今日、帰りがけ、車を運転しながら、ふと、ヨハネによる福音書の第十三章一節の以下の言葉を思い出した。


「さて、過越祭の前のことである。
エスは、この世から父のもとへ移る御自分の時が来たことを悟り、世にいる弟子たちを愛して、この上なく愛し抜かれた。」


はっきり覚えていたわけではなくて、頭の中では「こよなく愛し抜かれた」という言葉に脳内変換して覚えていて思い出していたのだけれど、どういうわけか、滂沱と涙が流れて仕方なかった。

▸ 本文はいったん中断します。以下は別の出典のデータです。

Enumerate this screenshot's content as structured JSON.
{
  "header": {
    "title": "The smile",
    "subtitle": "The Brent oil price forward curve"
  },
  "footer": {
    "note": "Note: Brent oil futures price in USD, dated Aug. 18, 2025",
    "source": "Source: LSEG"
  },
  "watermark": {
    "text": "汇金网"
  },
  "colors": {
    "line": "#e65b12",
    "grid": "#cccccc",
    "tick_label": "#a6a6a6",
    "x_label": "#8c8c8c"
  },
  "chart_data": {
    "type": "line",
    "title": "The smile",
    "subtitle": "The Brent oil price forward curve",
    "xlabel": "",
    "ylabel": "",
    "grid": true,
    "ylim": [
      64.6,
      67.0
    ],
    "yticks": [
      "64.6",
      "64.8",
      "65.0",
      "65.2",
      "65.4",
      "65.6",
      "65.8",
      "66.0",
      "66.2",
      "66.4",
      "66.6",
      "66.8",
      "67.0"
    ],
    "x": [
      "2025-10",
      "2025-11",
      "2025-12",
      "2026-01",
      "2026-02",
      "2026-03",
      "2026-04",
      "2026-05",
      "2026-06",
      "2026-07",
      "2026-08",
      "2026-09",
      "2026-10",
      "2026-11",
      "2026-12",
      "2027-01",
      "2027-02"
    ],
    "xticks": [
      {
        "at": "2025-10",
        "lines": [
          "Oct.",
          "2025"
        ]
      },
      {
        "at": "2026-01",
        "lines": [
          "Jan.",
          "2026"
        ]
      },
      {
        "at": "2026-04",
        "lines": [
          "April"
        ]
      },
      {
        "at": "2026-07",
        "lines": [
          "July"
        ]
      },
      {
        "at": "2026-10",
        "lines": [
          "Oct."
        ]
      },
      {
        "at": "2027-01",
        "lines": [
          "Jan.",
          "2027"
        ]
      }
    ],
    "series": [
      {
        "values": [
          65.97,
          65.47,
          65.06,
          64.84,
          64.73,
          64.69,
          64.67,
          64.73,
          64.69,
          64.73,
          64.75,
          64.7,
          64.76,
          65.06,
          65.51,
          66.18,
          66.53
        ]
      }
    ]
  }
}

結局、イエスがどうして多くの人の心に生き続けるようになったか、ローマ帝国をひっくりかえすほどに歴史を変えていったかは、ただひとえに「この上なく愛し抜かれた」ことだけによったのだと思う。


その他には、何も残さず、むしろ散々な目にあって、何一つとして世俗的な面では報われず、何も権力や金銭の面で達成したこともなかった。

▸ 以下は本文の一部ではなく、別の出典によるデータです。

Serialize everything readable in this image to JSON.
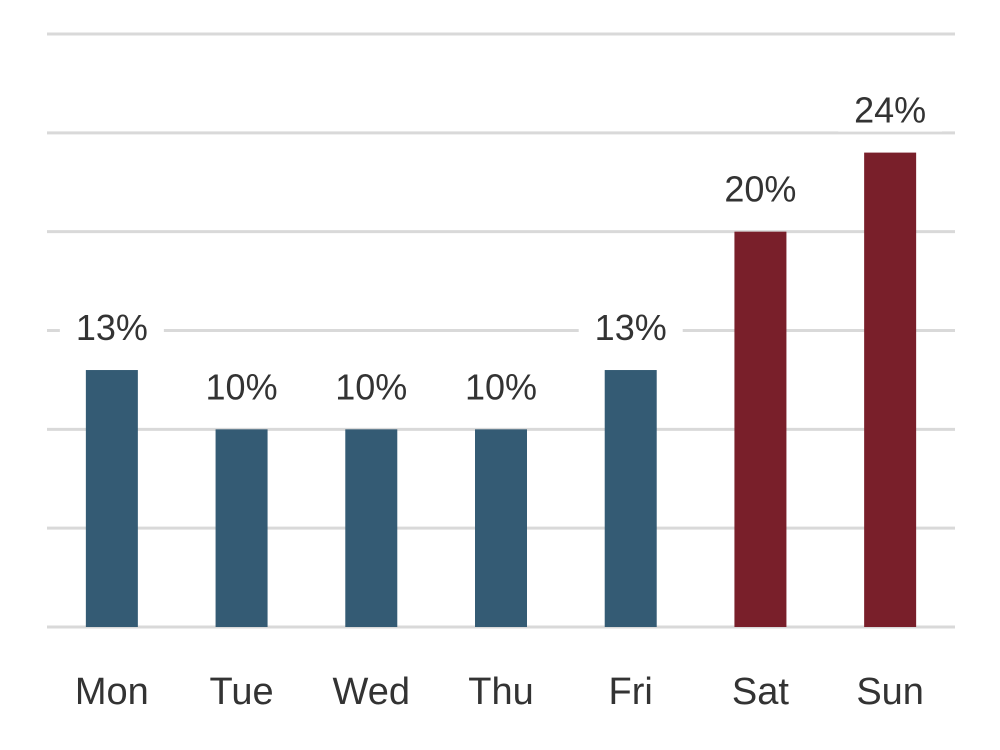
{
  "chart_data": {
    "type": "bar",
    "categories": [
      "Mon",
      "Tue",
      "Wed",
      "Thu",
      "Fri",
      "Sat",
      "Sun"
    ],
    "values": [
      13,
      10,
      10,
      10,
      13,
      20,
      24
    ],
    "labels": [
      "13%",
      "10%",
      "10%",
      "10%",
      "13%",
      "20%",
      "24%"
    ],
    "unit": "%",
    "title": "",
    "xlabel": "",
    "ylabel": "",
    "ylim": [
      0,
      30
    ],
    "grid_step": 5,
    "grid": true,
    "legend": "none",
    "colors": {
      "weekday": "#345b74",
      "weekend": "#791f2a",
      "grid": "#d9d9d9",
      "text": "#333333"
    },
    "bar_colors": [
      "weekday",
      "weekday",
      "weekday",
      "weekday",
      "weekday",
      "weekend",
      "weekend"
    ]
  }
}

奇跡や十字架や復活のことよりも、おそらくは共に過ごした弟子たちの心には、何よりも、何か特定の出来事や行いということより、この一節に現れるような、愛やぬくもりというものが、おそらく生涯忘れえないものだったのだと思う。


それにしても、なんとこのことの、世に欠けがちで、忘れられがちなものだろう。


ひからびた、枯れきった心の砂漠のこの世界の中で、イエスはたしかにこの一点において、命の泉だったのだと思う。